Tillandsia is a genera of Bromeliads predominantly from South America. You will recognise at least one Bromeliad as the "Pineapple" and may know of at least one Tillandsia as "Spanish Moss", Tillandsia usneoides which drapes increasingly from the Melaleucas of the Florida Everglades, much to the chagrin of our American plantsfolk. C'est la vie!

Tillandsias are mostly grey-leaved epiphytic plants, with some that are lithophytes... you know they live on rocks, but they all derive their total nutrition from the air. Yes you read that correctly... they essentially feed on air! Of course if there's a little nutrient in the form of bird excrement mixed with it diluted with the odd torrential downpour, so much the better. Truth is that many of these species of Tillandsia and in particular the grey-leaved species come from fairly dry and arid areas that get rain infrequently.
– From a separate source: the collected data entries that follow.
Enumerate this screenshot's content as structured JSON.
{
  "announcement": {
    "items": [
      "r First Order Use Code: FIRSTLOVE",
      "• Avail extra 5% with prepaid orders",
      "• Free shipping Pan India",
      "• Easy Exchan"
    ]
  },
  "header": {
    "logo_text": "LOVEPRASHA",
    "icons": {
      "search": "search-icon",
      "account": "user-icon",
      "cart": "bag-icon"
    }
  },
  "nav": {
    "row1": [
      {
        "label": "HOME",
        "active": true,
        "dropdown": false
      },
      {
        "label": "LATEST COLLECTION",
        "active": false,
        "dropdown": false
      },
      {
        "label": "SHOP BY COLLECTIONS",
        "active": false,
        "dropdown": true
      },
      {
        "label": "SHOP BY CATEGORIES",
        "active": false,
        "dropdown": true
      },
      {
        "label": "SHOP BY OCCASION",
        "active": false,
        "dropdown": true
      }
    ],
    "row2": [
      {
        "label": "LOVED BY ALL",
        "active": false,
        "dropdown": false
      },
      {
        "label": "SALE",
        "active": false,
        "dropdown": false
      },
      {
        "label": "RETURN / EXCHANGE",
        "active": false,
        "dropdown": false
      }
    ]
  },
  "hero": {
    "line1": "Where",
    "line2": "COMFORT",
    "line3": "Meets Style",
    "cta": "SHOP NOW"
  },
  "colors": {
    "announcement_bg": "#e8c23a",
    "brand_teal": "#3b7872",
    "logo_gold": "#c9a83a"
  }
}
The richest habitat for the grey-leaved Tillandsias is from an arc in southern Argentina through Brazil to Venezuela and Colombia as well as in Mexico and the states of Central America and the southern United States of America. From the cloud forests of Mexico, the sub-tropical Andes to the tierra fria or cold dry zone of Peru and Bolivia, an amazing flora has fairly recently gained prominence in European homes. Why European homes I hear you ask? Well firstly being epiphytes they are seldom grown in the garden and the small tenements of many frustrated European gardeners lend themselves well to the culture of these stand-alone plants. Secondly having come from such hostile climates in South America, they thrive in the glasshouses and enclosed window conservatories that are a common feature of German and Dutch homes. The Germans in particular have scoured South America searching for new forms before the bulldozers remove them forever as potential objects for their conservatories. Many of the species are particularly small and slow growing, they have beautiful symmetry and form, as well as being very undemanding in their culture, once you have understood their requirements. In short they survive the built environment and make a survivors' statement about their frontier origins.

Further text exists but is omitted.